In light of COVID-19, the majority of cybersecurity vendors are emphasizing that enterprises put in place adequate security measures and policies that address malicious campaigns, including email spam, malware attacks particularly with remote working, ransomware and malicious domains, and network protection to prevent embedded malware attacks that deploy social engineering tactics that infect corporate networks. In particular, cybersecurity vendors including CrowdStrike, Palo Alto Networks, Check Point, and McAfee are prioritizing their marketing effort around remote access VPN monitoring, endpoint threat prevention, mobile security and secure workplace, and cloud and device security.

Examples of COVID-19 related initiatives by vendors including CrowdStrike in relation to remote working is offering two new limited-time programs to address challenges introduced by the large numbers of managed and unmanaged devices being used by newly remote workers. These include i) ‘Burst Licensing’ to provide and extend licensing new systems, particularly ones that are only required for a short timeframe; and ii) ‘Falcon Prevent’ for Home Use, allowing organizations to provide their employees with a low-cost option for securing their personal computers.
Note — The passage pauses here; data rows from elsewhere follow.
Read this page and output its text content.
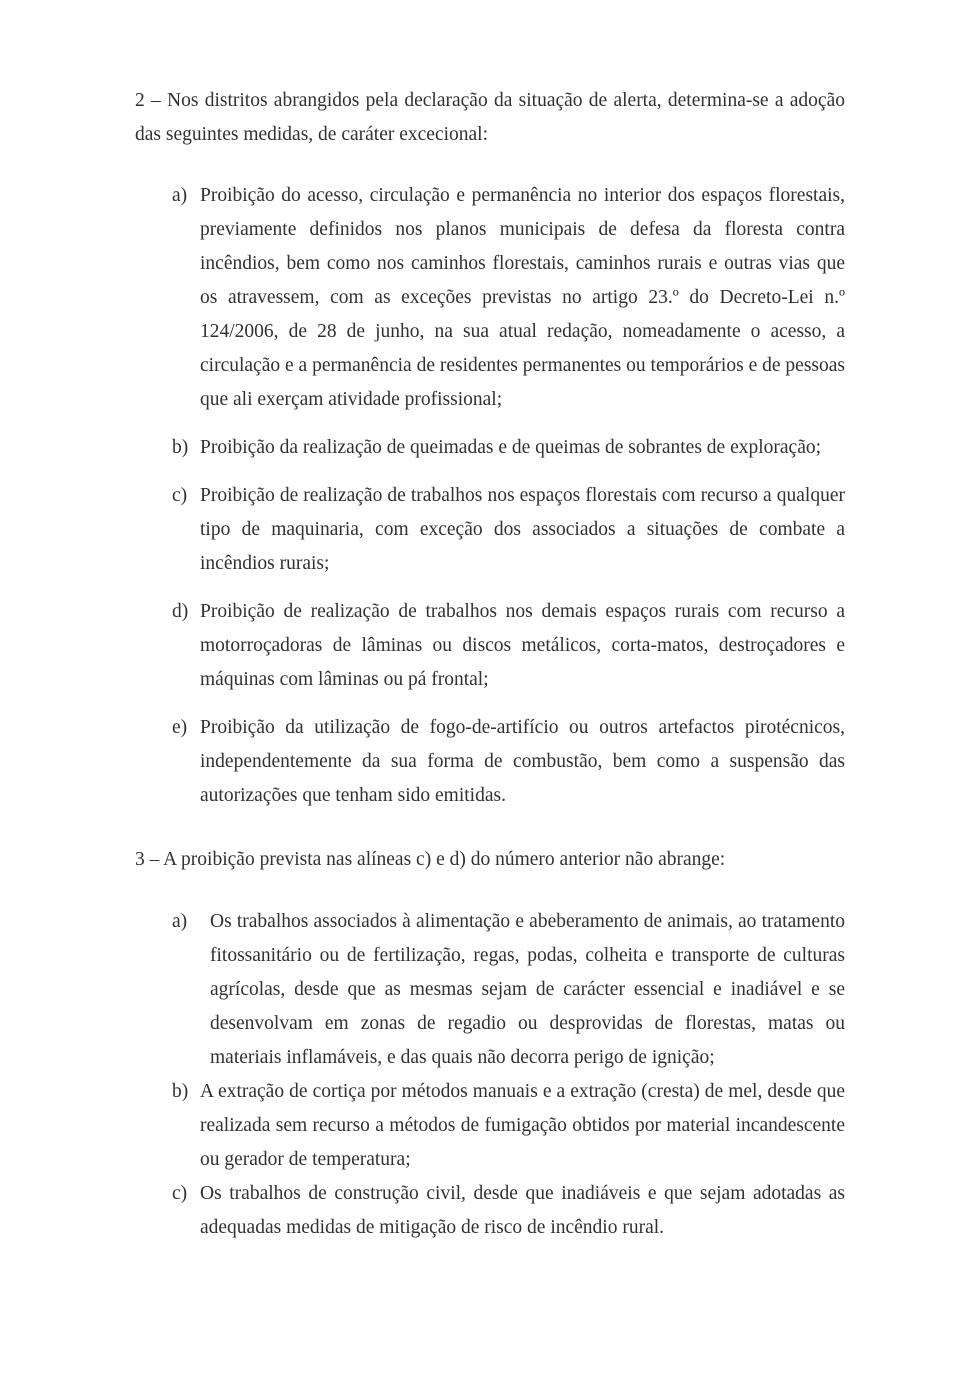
2 – Nos distritos abrangidos pela declaração da situação de alerta, determina-se a adoção das seguintes medidas, de caráter excecional:

a) Proibição do acesso, circulação e permanência no interior dos espaços florestais, previamente definidos nos planos municipais de defesa da floresta contra incêndios, bem como nos caminhos florestais, caminhos rurais e outras vias que os atravessem, com as exceções previstas no artigo 23.º do Decreto-Lei n.º 124/2006, de 28 de junho, na sua atual redação, nomeadamente o acesso, a circulação e a permanência de residentes permanentes ou temporários e de pessoas que ali exerçam atividade profissional;
b) Proibição da realização de queimadas e de queimas de sobrantes de exploração;
c) Proibição de realização de trabalhos nos espaços florestais com recurso a qualquer tipo de maquinaria, com exceção dos associados a situações de combate a incêndios rurais;
d) Proibição de realização de trabalhos nos demais espaços rurais com recurso a motorroçadoras de lâminas ou discos metálicos, corta-matos, destroçadores e máquinas com lâminas ou pá frontal;
e) Proibição da utilização de fogo-de-artifício ou outros artefactos pirotécnicos, independentemente da sua forma de combustão, bem como a suspensão das autorizações que tenham sido emitidas.

3 – A proibição prevista nas alíneas c) e d) do número anterior não abrange:

a)	Os trabalhos associados à alimentação e abeberamento de animais, ao tratamento fitossanitário ou de fertilização, regas, podas, colheita e transporte de culturas agrícolas, desde que as mesmas sejam de carácter essencial e inadiável e se desenvolvam em zonas de regadio ou desprovidas de florestas, matas ou materiais inflamáveis, e das quais não decorra perigo de ignição;
b) A extração de cortiça por métodos manuais e a extração (cresta) de mel, desde que realizada sem recurso a métodos de fumigação obtidos por material incandescente ou gerador de temperatura;
c) Os trabalhos de construção civil, desde que inadiáveis e que sejam adotadas as adequadas medidas de mitigação de risco de incêndio rural.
Another key observation to make with respect to cybersecurity vendors is that many of these organizations are facing the same COVID-19 operational challenges internally that their clients face. Many of these vendors are focusing on business continuity and ensuring security operations centers (SOCs) are running efficiently with robust remote working structures in place with adequate IT and security. Examples include Palo Alto Networks transitioning its internal SOC to a remote model in which all analysts are working from home, fully operational and continuing to monitor for threats via the company’s Prisma Access portfolio suite. Cisco is also scaling up its remote working infrastructure for operations in India and considering ‘desktop as a service’. In this example, as Cisco scales up and progresses with the rollout the company will have to address its own security posture. In normal circumstances IT programs of this nature do not pose significant challenges when implemented over acceptable timeframes and all security related vulnerabilities have been factored in. However, when this level of scale up is required in short timeframes as a result of COVID-19, greater consideration should be given with respect to security and associated polices.

Over the coming months we expect cybersecurity vendors to further fortify their internal operations as well as increase marketing effort around phishing and identity attacks as organizations and governments attempt to address the COVID-19 pandemic. There will also be greater collaboration between vendors and partners in the fight against cyber-attacks as a result of COVID-19. The industry has already seen examples of this happening with nearly 400 cybersecurity experts from 40 countries coming together to create a ‘COVID-19 CTI League’ in an effort to fight hackers attempting to take advantage of the COVID-19 crisis in sectors like healthcare.